Instances of misuse of banking resources are glaring. The Chattogram-based S Alam Group, for example, reportedly diverted Tk 2 lakh crore by exploiting its control over multiple banks. Trade-based money laundering through under-invoicing, over-invoicing, and false invoicing has led to billions of dollars being siphoned out of the country. According to Global Financial Integrity, Bangladesh loses $8.27 billion annually to trade misinvoicing, a figure projected to exceed $14 billion per year by 2030.
Positive Steps and the Road Ahead
Recent actions by the new authorities to address these systemic issues are encouraging. Measures include:
- Disbanding boards of directors in banks controlled by S Alam Group.
- Liquidity management, such as imposing limits on cash withdrawals.
- Market-determined interest rates and removal of LC margins for essential imports.
- Strengthening provisions against impaired assets.
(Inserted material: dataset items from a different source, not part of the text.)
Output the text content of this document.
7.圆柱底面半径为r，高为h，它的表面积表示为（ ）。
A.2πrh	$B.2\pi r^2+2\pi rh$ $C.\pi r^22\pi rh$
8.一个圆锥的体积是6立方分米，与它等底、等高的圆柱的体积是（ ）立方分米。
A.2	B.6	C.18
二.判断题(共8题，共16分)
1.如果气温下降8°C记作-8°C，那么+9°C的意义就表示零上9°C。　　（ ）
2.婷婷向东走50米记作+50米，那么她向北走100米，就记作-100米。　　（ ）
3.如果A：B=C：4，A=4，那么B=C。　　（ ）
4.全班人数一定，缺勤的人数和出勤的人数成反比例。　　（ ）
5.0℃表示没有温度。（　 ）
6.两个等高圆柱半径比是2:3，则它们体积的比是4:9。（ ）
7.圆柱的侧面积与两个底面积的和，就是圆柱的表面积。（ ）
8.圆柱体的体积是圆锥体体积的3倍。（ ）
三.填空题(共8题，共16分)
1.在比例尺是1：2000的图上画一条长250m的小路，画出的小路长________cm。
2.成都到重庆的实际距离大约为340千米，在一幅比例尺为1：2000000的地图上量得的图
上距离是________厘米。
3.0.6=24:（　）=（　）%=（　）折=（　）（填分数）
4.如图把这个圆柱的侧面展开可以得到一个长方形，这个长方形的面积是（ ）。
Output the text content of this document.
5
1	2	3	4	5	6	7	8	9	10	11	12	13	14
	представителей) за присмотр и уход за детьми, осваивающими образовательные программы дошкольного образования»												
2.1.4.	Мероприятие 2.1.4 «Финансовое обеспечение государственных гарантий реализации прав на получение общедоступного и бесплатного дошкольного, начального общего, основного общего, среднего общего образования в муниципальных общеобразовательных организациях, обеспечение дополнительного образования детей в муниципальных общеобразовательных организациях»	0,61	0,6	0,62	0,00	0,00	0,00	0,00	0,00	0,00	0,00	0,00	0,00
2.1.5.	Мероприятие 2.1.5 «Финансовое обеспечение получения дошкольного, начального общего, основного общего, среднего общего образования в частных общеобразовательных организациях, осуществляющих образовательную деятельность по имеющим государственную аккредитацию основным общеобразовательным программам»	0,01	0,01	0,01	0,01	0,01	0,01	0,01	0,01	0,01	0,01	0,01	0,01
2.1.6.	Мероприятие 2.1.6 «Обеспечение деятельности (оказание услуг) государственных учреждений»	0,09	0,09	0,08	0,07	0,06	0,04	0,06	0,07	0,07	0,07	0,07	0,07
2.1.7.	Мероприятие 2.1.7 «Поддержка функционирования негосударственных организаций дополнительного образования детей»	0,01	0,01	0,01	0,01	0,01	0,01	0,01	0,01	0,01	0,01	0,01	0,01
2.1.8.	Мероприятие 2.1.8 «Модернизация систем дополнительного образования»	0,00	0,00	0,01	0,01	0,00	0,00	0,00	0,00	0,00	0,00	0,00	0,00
- Implementing international best practices, including IFRS-9, for loan classification and guidelines.
Conclusion
For long-term stability, Bangladesh Bank must further assert its regulatory authority and strengthen governance within the banking sector. Eliminating political influence, enforcing stricter oversight, and promoting professionalism are essential to restore confidence and resilience in the financial system. By prioritizing transparency and international standards, the sector can overcome its current challenges and emerge stronger.